Seventy-nine people were arrested and thirty-eight were charged with various offences. There was an immediate public backlash, and newspapers filled their front pages with details on the riot and its aftermath. The Vancouver Sun called for an inquiry, noting that the “volume of rhetoric and abuse that has been pouring out ever since [the riot] … has so confused the public that only a detached, impartial and coherent assessment of the whole affair will now suffice to put blame where it belongs.” [12 August 1971] The Vancouver Province was convinced that there would be “deepening suspicion and hostility between young people and the police – unless Attorney General Peterson steps in at once and orders an independent investigation of the whole affair.” [10 August 1971] Naturally, the Georgia Straight was quick to condemn the police and point to the riot as proof that the police force was hostile to young people. Vancouver mayor Tom Campbell defended the police and claimed that a conspiracy by Sommer and Lester was responsible for the violence; however, he publicly stated his support for an inquiry into alleged police abuses. Gastown merchants, sympathetic with those caught in the riot, organized a bail fund and planned a social gathering for protesters and police to ease tensions in the community. In late August, the attorney general ordered Thomas Dohm (a BC Supreme Court judge) to investigate the causes of the Gastown Riot.
The Dohm inquiry lasted for ten days and heard forty-eight witnesses.
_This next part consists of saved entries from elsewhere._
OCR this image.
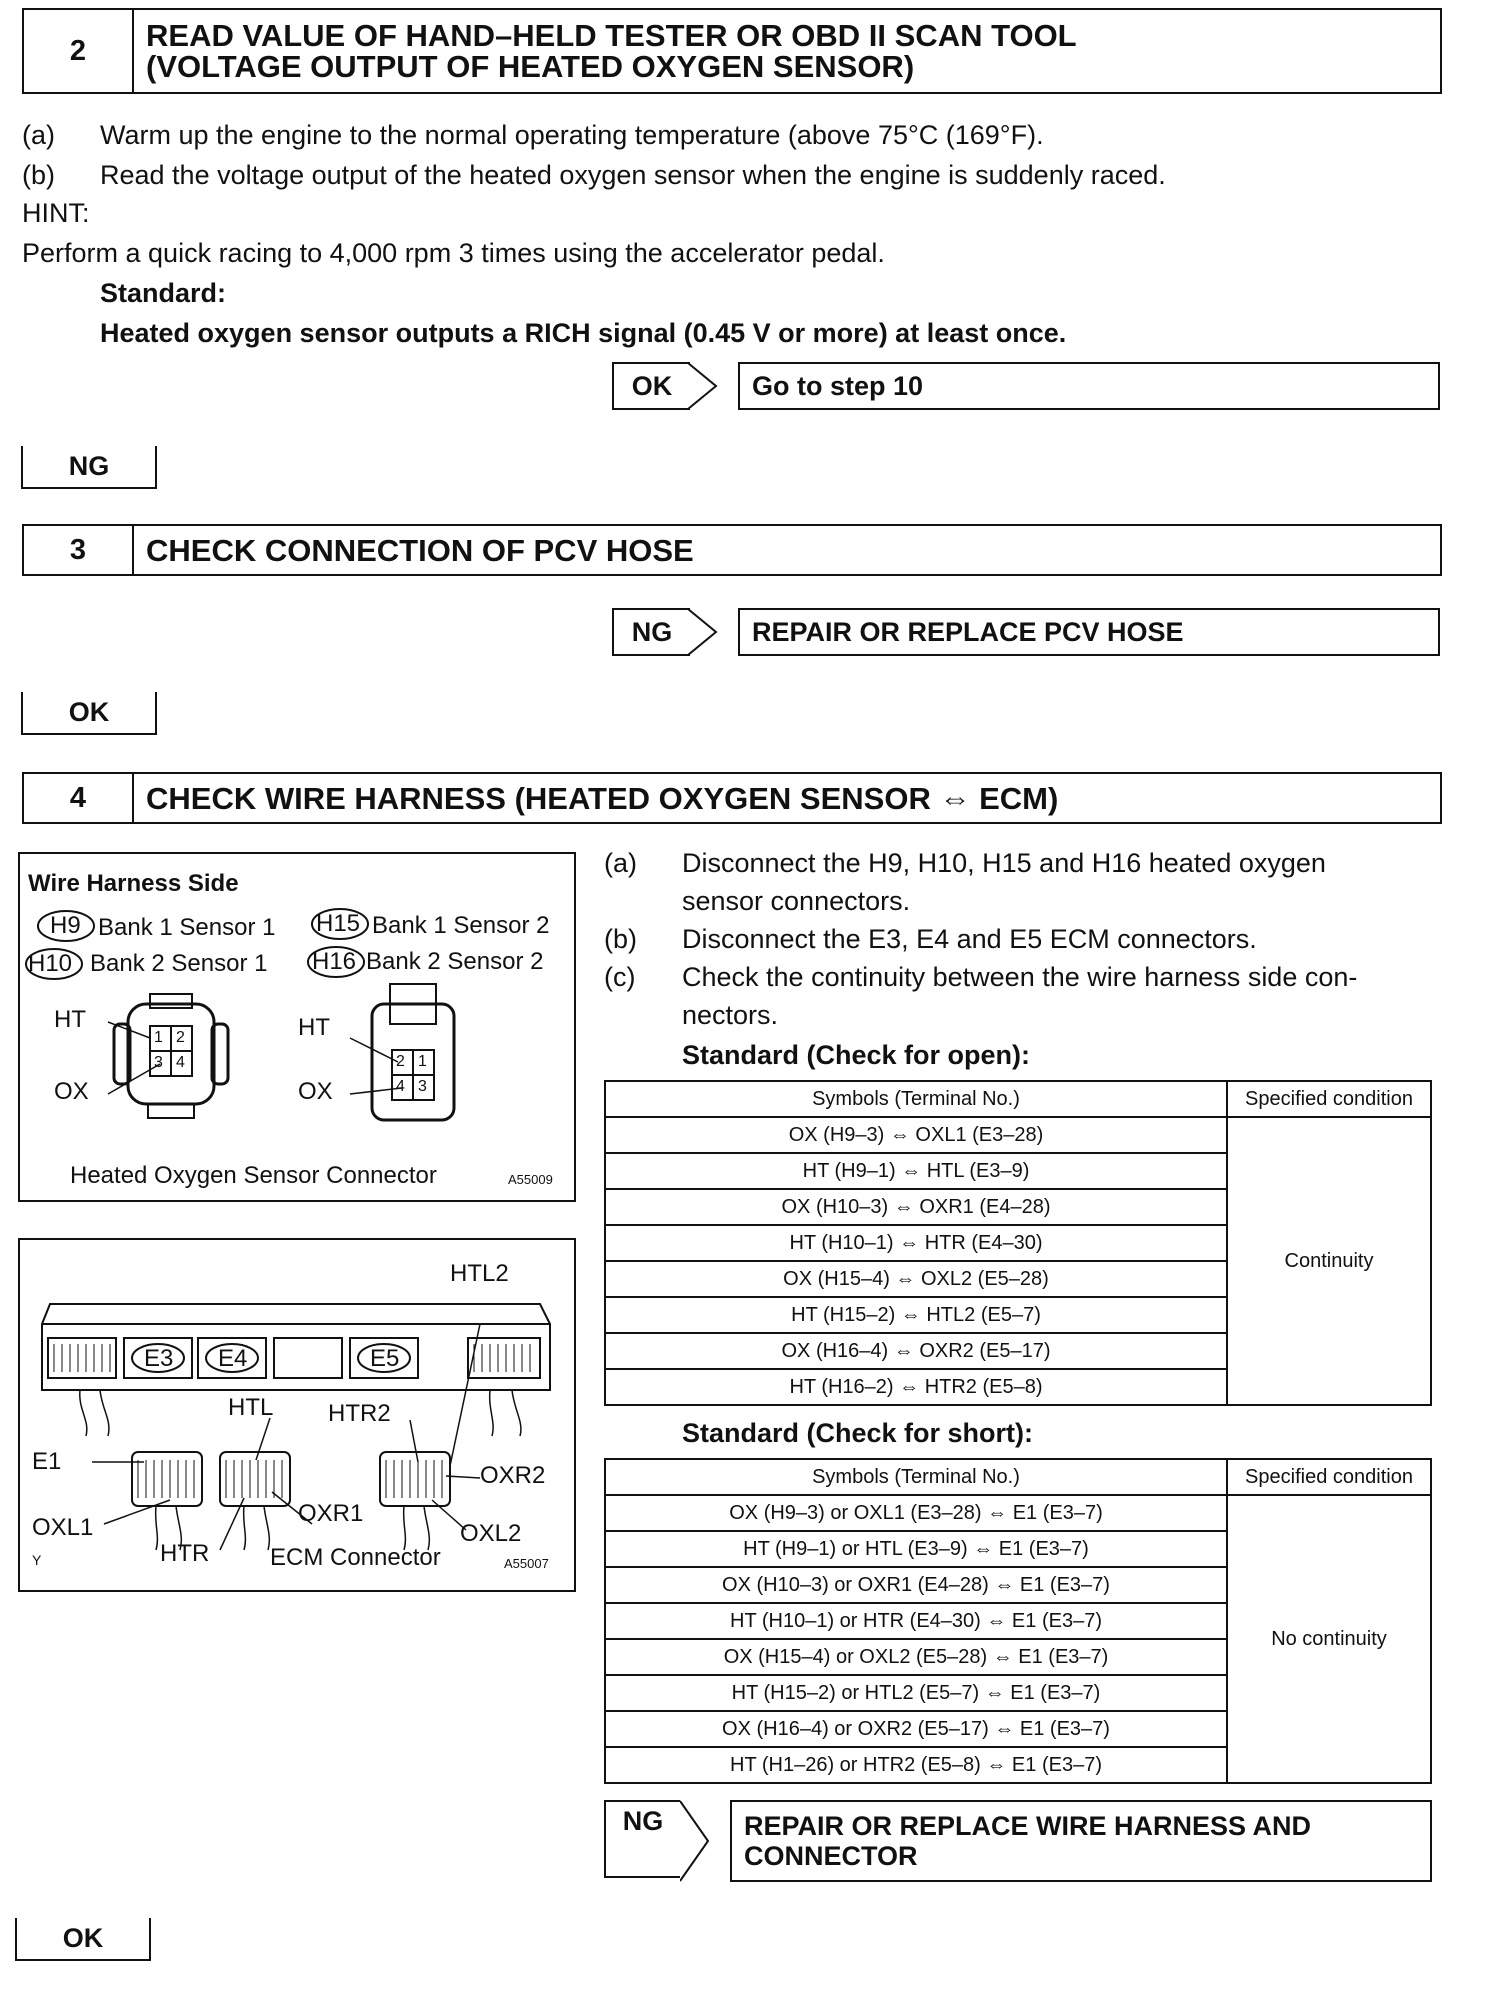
2	READ VALUE OF HAND–HELD TESTER OR OBD II SCAN TOOL
(VOLTAGE OUTPUT OF HEATED OXYGEN SENSOR)
(a) Warm up the engine to the normal operating temperature (above 75°C (169°F).
(b) Read the voltage output of the heated oxygen sensor when the engine is suddenly raced.
HINT:
Perform a quick racing to 4,000 rpm 3 times using the accelerator pedal.
Standard:
Heated oxygen sensor outputs a RICH signal (0.45 V or more) at least once.
OK	Go to step 10
NG
3	CHECK CONNECTION OF PCV HOSE
NG	REPAIR OR REPLACE PCV HOSE
OK
4	CHECK WIRE HARNESS (HEATED OXYGEN SENSOR ⇔ ECM)
Wire Harness Side
H9 Bank 1 Sensor 1 H15 Bank 1 Sensor 2
H10 Bank 2 Sensor 1 H16 Bank 2 Sensor 2
HT
OX
HT
OX
1 2
3 4	2 1
4 3
Heated Oxygen Sensor Connector	A55009
HTL2
E3 E4	E5
HTL HTR2
E1
OXR2
OXL1
OXR1
OXL2
Y	HTR	ECM Connector	A55007
(a) Disconnect the H9, H10, H15 and H16 heated oxygen
sensor connectors.
(b) Disconnect the E3, E4 and E5 ECM connectors.
(c) Check the continuity between the wire harness side con-
nectors.
Standard (Check for open):
Symbols (Terminal No.)	Specified condition
OX (H9–3) ⇔ OXL1 (E3–28)	Continuity
HT (H9–1) ⇔ HTL (E3–9)	
OX (H10–3) ⇔ OXR1 (E4–28)	
HT (H10–1) ⇔ HTR (E4–30)	
OX (H15–4) ⇔ OXL2 (E5–28)	
HT (H15–2) ⇔ HTL2 (E5–7)	
OX (H16–4) ⇔ OXR2 (E5–17)	
HT (H16–2) ⇔ HTR2 (E5–8)	
Standard (Check for short):
Symbols (Terminal No.)	Specified condition
OX (H9–3) or OXL1 (E3–28) ⇔ E1 (E3–7)	No continuity
HT (H9–1) or HTL (E3–9) ⇔ E1 (E3–7)	
OX (H10–3) or OXR1 (E4–28) ⇔ E1 (E3–7)	
HT (H10–1) or HTR (E4–30) ⇔ E1 (E3–7)	
OX (H15–4) or OXL2 (E5–28) ⇔ E1 (E3–7)	
HT (H15–2) or HTL2 (E5–7) ⇔ E1 (E3–7)	
OX (H16–4) or OXR2 (E5–17) ⇔ E1 (E3–7)	
HT (H1–26) or HTR2 (E5–8) ⇔ E1 (E3–7)	
NG	REPAIR OR REPLACE WIRE HARNESS AND
CONNECTOR
OK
Justice Dohm acknowledged that Abercrombie had been overzealous, and he agreed that the crowd had not degenerated into a mob and that individual officers used “unnecessary, unwarranted and excessive force.” [British Columbia, Report on the Gastown Riot] His recommendations to the Board of Police Commissioners included banning demonstrators from taking over public streets, training squads of police officers specifically for crowd control duty, using horses for crowd control except on sidewalks and at storefronts, and eliminating the use of plainclothes officers for crowd control. In addition, Dohm placed responsibility for the riot squarely on the shoulders of Sommer and Lester, whose “true motivation is their desire to challenge authority in every way possible … Any popular cause serves their purpose if it enables them to gather a gullible crowd who may act in such a way as to defy any authority. The harassment of young people by the drug squad police and the resultant hostility was grist to their trouble-brewing mill.” Dohm, Mayor Campbell, and George Murray of the police union all blamed the riot on an anarchist conspiracy to cause havoc on the streets. The Vancouver Province concluded that the “root cause of the whole ugly business” was “two dangerous yippies [who were trying] to use a protest against marijuana law as a means of gathering a crowd for a confrontation with police.” This sentiment was shared by the Vancouver Sun, which, though it lambasted Campbell for his inflammatory rhetoric, blamed a small group of troublemakers for the riot. The BC Civil Liberties Association and other advocacy groups sought a deeper explanation. They pointed to the underlying friction between the youth protest movements, with their illicit drug use and hippie culture, and the attitudes of the state and media regarding them.
British Columbia. Report on the Gastown Riot. 1971.
Campbell, Lara, Dominique Clément, and Greg Kealey, eds. Debating Dissent: Canada and the Sixties. Toronto: University of Toronto Press, 2011.
Clément, Dominique. Canada’s Rights Revolution: Social Movements and Social Change, 1937-82. Vancouver: UBC Press, 2008.